Characteristics of an Internal Dielectric Barrier Discharge Plasma-induced Blowing Device

This paper investigates the blowing characteristics of internal dielectric barrier discharge (IDBD) plasma actuators and their application in the flow control field. The effects of different internal channel parameters and the number of actuators on the performance of the IDBD plasma exciter are evaluated using PIV experiments. The results show that the internal actuators are effective in generating blowing with a certain kinetic energy at the outlet, with a velocity of up to 1.5 m/s. The blowing characteristics are significantly affected by the channel height (H) and outlet length (L). Deflection of the channel inlet or outlet introduces more possibilities for the installation of IDBD plasma actuators, albeit with a loss of about 15% of the kinetic energy of the blowing.

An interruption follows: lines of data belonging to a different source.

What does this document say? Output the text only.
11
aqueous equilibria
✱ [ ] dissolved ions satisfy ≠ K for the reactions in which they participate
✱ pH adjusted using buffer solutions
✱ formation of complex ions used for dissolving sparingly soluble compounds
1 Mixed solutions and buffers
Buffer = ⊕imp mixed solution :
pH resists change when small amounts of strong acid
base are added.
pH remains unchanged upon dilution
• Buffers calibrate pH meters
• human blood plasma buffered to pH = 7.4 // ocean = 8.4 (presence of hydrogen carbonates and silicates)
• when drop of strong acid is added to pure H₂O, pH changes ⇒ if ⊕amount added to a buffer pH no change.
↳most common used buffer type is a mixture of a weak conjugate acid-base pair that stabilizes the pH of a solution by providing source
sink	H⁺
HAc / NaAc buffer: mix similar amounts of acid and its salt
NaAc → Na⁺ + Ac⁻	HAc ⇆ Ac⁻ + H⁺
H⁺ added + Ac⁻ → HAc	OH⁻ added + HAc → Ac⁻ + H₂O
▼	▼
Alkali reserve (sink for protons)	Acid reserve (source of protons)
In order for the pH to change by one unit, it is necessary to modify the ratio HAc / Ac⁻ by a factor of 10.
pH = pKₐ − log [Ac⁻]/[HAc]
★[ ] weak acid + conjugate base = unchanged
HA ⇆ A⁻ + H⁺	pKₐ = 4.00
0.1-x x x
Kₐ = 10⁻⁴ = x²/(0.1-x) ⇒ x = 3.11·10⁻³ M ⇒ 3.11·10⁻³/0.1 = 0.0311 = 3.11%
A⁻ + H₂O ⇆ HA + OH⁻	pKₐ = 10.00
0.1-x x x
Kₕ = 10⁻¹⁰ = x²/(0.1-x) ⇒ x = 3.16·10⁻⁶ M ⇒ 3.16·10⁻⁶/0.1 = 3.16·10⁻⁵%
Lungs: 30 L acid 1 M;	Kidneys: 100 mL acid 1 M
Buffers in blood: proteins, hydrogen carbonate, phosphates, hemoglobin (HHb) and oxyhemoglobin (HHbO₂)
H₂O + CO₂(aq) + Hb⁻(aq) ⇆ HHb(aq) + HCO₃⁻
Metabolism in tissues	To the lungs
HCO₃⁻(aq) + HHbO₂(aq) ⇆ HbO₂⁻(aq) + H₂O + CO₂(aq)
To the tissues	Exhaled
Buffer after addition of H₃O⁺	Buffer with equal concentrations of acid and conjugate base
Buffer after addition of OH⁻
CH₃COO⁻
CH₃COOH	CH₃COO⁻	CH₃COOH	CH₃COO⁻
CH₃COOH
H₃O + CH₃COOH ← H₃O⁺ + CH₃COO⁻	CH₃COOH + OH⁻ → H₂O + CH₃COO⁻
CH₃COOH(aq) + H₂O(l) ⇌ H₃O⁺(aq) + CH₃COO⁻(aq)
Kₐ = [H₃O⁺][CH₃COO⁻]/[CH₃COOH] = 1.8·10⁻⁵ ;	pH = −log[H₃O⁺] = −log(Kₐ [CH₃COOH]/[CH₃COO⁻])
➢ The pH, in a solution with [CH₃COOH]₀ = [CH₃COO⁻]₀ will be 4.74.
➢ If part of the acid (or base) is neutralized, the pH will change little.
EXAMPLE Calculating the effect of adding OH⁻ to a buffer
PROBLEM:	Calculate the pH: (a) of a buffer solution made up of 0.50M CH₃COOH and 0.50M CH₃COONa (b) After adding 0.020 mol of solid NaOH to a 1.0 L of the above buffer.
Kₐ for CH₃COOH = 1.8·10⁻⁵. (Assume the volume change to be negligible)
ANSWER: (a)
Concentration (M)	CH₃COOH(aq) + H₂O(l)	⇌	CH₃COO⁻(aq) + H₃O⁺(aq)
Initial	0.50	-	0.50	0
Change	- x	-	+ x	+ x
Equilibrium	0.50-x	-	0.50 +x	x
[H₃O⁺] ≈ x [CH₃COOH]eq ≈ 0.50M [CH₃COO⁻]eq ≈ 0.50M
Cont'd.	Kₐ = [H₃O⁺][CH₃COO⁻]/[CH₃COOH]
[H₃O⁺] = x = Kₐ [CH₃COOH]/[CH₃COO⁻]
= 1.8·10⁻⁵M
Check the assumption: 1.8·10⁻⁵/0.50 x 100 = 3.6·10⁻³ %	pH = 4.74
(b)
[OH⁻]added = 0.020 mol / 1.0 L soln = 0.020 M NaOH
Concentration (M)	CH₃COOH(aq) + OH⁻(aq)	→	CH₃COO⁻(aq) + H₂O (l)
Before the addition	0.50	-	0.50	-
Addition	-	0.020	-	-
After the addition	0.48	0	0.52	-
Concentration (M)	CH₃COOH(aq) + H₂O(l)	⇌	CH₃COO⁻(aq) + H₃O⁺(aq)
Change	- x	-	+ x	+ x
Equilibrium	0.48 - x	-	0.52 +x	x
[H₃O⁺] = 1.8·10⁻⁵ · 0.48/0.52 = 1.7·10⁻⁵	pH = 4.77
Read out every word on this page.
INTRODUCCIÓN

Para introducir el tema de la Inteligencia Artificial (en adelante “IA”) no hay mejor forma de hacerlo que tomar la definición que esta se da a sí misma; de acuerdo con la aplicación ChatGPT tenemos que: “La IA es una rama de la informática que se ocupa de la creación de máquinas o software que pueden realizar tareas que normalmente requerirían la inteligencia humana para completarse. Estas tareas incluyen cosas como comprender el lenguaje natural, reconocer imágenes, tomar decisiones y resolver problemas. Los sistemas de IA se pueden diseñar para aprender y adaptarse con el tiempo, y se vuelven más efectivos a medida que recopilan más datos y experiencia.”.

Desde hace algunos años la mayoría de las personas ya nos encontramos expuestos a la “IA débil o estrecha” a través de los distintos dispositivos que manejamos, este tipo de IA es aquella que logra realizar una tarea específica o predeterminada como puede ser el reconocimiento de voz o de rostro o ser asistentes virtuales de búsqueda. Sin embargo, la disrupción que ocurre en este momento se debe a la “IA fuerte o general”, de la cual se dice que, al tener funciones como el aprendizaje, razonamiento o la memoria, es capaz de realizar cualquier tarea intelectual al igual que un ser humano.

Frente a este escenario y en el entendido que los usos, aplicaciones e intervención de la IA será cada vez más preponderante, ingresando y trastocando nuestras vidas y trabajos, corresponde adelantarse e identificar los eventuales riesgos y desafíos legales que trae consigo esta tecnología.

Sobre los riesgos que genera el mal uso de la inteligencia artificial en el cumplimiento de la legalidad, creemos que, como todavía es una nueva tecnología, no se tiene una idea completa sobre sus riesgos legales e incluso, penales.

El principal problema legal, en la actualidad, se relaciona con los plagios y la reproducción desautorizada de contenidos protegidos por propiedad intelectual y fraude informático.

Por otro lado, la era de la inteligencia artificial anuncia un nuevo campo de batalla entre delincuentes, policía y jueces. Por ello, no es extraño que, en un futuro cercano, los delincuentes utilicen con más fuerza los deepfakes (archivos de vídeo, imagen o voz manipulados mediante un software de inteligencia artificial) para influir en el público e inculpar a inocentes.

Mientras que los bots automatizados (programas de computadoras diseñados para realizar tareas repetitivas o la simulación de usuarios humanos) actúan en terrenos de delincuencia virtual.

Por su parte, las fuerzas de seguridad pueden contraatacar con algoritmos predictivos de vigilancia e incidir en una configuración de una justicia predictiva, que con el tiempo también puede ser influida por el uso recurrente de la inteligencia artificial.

With a modulated wave setup, the plasma actuator allows for unsteady blowing and generates frequency-controllable vortices, providing new possibilities for active control of frequency-specific wake streams. In addition, the flow control performance of the IDBD plasma actuator is demonstrated in the wake of a plate with a blunt trailing edge (TE), confirming the actuator's ability to alter the flow pattern and reduce the characteristic frequency. Despite the limitations of actuators in energy efficiency, the IDBD plasma actuator still shows great potential for flow control while increasing resistance to environmental effects.